Intern Josh blogs about using writing to conquer life’s anxieties.

My second semester with Professor Katherine Smith held one of the greatest shake-ups in my young writing career, and I’ll introduce myself by telling you all about it. Writing can be a way to exercise freedom or possibly even conquer your worst traits. This is my story of how I used writing to do both.

Writing can indeed be used to exercise freedom. However, I didn’t become free until quite recently. Also, I didn’t really have a love for writing until recently. Until I stopped denying what I was (gay), I didn’t really have anything to write about. My stories covered miniscule topics and things that really didn’t mean anything. If it hadn’t been for my epiphany, I don’t think I would have found a love for writing. The moment I got into Professor Katherine Smith’s first creative writing class (poetry), I began exercising my writing freedom.

Through writing, I also wanted to conquer my worst trait, nervousness. I came to a question: what if I did something incredibly offsetting on purpose? Something that could act as a benchmark for future moments of nervousness so that way anything I did that was similar to this event wouldn’t make me nervous. This semester I had Professor Smith again, for fiction. I had one goal: not to be cliche by any means, to do something that only I could do. I kept telling myself “if it feels right than it’s right, and I should be committed to it, otherwise it will already prove to be half defeated.” Still, it was hard trying to find a spine of confidence sturdy enough to support the weight of my story which had Sadist/Masochist Romantic erotica between two Homosexual men and very detailed sexual activity and passion.

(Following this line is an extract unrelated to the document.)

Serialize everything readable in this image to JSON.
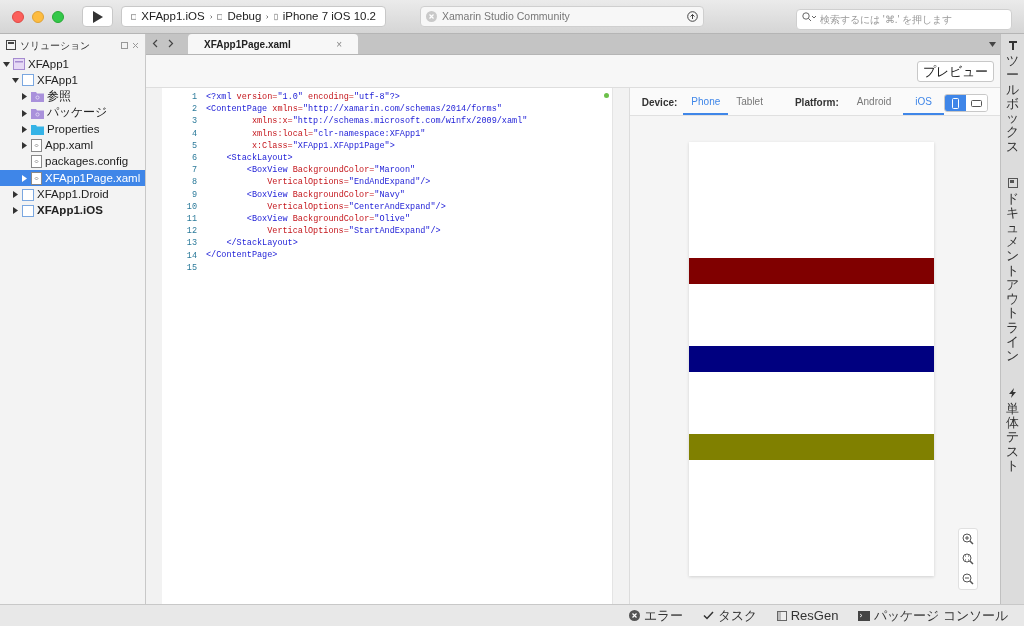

That’s right, that’s exactly what I was up against. So dangerously bold, which hasn’t always been me but it is what I was becoming: A very outspoken gay sex-positive writer. I knew that once my lips started reading aloud in class from the top of page one I wouldn’t be able to stop until I reached the last word on the final page. I read it, and I hoped my nervousness wasn’t as apparent to my classmates as it was to me, but I could feel my mouth hesitate; I gagged a little and stuttered a lot, but I got through it. I received my critiques, and before I knew it, it was over.

I can’t say whether my plan worked, whether or not I can successfully use this to look upon and not get nervous about anything today. However, I can say that because of what I did that day, I know how to approach anxiety, by taking it head on through writing.